Nearly two weeks ago, I posted “A Democratic Platform for 2022.” This was a minimalist list of policy positions intended to appeal to voters who, in large numbers, are in sympathy with them. I remarked that Democrats “should be dismissive of other matters raised by their opponents and avoid being dragged into complex arguments they are unlikely to win.”

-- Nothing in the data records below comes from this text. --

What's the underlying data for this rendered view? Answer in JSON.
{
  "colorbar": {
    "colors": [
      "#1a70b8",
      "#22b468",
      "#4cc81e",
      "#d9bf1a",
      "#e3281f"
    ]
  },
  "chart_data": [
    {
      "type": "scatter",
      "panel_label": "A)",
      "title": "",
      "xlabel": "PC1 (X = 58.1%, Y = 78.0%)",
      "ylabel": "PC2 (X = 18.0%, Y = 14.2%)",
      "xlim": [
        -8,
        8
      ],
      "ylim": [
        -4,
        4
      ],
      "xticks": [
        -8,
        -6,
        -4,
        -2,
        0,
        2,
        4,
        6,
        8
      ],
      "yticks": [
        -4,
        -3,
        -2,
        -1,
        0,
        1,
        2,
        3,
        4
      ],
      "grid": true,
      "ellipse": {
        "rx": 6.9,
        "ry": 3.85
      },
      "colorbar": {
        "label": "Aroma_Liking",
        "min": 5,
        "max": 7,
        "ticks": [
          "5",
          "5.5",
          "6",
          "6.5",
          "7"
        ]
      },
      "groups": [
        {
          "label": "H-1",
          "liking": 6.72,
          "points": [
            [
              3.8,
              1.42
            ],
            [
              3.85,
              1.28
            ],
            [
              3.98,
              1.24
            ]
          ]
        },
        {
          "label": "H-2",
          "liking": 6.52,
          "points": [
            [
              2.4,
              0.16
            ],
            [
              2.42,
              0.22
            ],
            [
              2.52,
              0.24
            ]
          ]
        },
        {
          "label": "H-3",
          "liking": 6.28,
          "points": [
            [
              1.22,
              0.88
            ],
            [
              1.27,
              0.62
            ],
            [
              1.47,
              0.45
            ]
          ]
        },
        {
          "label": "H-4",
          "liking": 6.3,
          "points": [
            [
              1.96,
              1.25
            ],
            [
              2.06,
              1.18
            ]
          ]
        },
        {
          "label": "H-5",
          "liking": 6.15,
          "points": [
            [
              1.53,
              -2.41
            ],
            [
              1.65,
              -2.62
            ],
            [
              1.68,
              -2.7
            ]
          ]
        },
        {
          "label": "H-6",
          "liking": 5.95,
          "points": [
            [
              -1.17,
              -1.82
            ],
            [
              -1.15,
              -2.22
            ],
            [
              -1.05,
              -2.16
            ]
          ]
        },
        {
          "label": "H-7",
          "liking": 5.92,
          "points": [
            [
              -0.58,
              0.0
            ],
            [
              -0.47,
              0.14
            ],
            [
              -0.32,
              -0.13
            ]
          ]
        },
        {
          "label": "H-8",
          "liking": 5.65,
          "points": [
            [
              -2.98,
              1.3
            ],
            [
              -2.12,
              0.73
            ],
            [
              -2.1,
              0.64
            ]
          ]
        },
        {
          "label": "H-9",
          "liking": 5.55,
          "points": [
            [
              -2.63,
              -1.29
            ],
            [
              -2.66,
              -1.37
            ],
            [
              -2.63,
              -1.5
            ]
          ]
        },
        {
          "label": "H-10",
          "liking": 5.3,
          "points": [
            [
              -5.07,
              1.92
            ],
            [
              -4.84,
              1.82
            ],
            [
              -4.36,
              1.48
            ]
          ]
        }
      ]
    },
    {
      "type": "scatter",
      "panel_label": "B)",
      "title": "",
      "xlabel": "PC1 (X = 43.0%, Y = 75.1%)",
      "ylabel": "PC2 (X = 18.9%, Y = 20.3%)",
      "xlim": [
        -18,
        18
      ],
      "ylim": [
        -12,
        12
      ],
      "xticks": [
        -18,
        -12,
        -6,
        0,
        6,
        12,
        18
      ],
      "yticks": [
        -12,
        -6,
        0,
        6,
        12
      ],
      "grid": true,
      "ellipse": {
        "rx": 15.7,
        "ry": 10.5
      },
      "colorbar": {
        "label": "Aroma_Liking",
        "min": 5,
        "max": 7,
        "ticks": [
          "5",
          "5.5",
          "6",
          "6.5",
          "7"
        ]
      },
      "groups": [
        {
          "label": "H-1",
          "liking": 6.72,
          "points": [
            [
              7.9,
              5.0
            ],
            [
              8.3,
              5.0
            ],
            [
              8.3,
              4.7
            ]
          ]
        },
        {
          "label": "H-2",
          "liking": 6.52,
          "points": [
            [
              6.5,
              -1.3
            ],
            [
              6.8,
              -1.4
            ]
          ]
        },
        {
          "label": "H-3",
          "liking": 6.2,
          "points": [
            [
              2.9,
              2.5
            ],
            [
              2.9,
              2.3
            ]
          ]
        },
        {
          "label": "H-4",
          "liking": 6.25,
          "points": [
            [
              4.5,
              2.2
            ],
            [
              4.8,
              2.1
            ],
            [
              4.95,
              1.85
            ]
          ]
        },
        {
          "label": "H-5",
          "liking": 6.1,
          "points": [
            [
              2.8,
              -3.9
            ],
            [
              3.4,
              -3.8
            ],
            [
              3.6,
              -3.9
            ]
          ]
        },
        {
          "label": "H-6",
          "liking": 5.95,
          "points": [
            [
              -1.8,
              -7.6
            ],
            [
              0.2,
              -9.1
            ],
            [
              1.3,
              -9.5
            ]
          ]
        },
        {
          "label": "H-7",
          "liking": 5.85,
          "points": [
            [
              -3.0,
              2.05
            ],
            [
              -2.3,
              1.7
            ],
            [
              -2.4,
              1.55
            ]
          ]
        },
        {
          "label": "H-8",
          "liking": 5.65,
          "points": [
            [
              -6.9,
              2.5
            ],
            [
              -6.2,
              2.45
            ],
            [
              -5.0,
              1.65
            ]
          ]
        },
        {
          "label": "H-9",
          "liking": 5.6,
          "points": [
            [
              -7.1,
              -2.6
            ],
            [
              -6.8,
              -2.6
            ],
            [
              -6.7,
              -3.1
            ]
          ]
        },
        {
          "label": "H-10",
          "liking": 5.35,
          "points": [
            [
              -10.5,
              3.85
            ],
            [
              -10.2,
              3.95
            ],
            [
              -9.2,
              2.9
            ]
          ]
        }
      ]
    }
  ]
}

I stand by what I wrote in my Platform, but I was perhaps naïve regarding the range of “other matters” GOP candidates might raise or be tempted to raise. I was astonished and horrified when I read a description offered by Heather Cox Richardson of platform planks recently adopted by the Republican Party of Texas. In her June 18 essay, she wrote
[D]elegates to a convention of the Texas Republican Party today approved platform planks rejecting “the certified results of the 2020 Presidential election, and [holding] that acting President Joseph Robinette Biden Jr. was not legitimately elected by the people of the United States”; requiring students “to learn about the dignity of the preborn human,” including that life begins at fertilization; treating homosexuality as “an abnormal lifestyle choice”; locking the number of Supreme Court justices at 9; getting rid of the constitutional power to levy income taxes; abolishing the Federal Reserve; rejecting the Equal Rights Amendment; returning Christianity to schools and government; ending all gun safety measures; abolishing the Department of Education; arming teachers; requiring colleges to teach “free-market liberty principles”; defending capital punishment; dictating the ways in which the events at the Alamo are remembered; protecting Confederate monuments; ending gay marriage; withdrawing from the United Nations and the World Health Organization; and calling for a vote “for the people of Texas to determine whether or not the State of Texas should reassert its status as an independent nation.”

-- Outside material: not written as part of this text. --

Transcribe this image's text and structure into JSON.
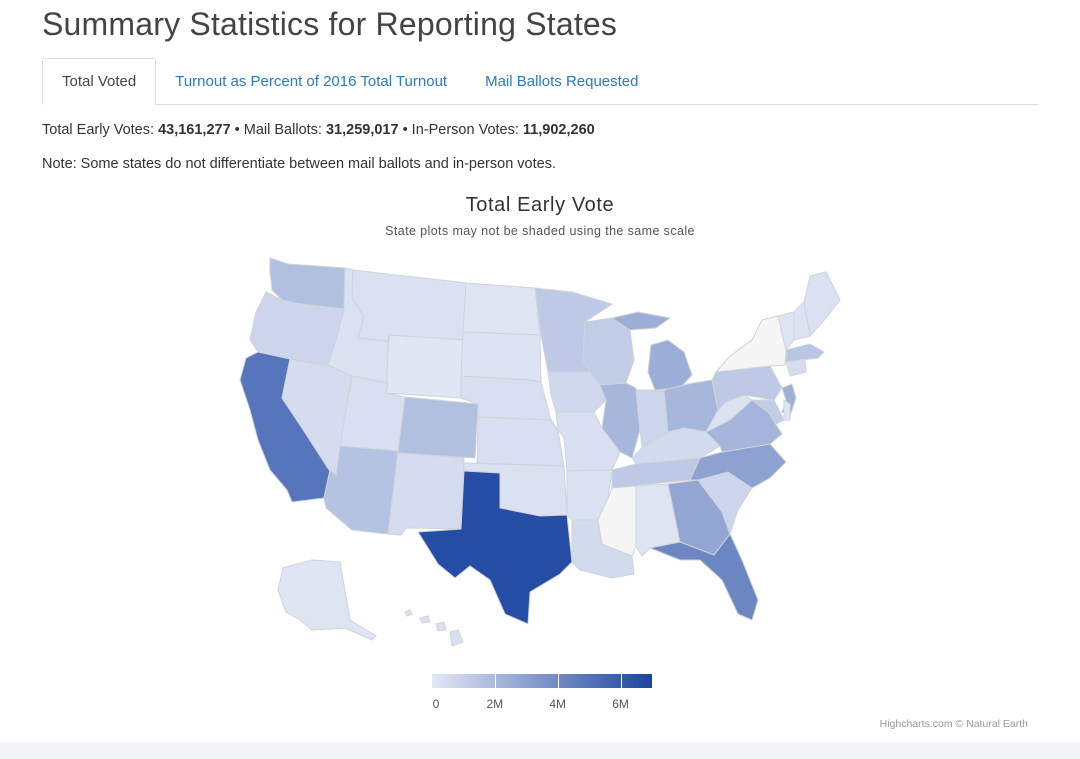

The Republicans responsible for these policy positions seemingly take no arrangements in society as given. They have no right to suggest that raising the minimum wage or forgiving student loans is in any way “radical.” These Texans seem to have cornered the market of radical. Their platform, I suggest, would find favor among few American voters.
It is unlikely that Republicans nationally will espouse the sort of platform articulated by their Texas colleagues, but it would be unwise to assume that the views of Texas Republicans are confined to the Lone Star State. I have suggested that a vote for any Republican is a vote to dismantle our democracy. It may actually be a vote to dismantle our entire civilization.
Of late, I have heard many questions regarding what Democrats actually stand for. They stand for, among other things, the negative of every plank adopted by GOP Texans. Well, perhaps Democrats would support the last plank Heather Cox Richardson mentioned.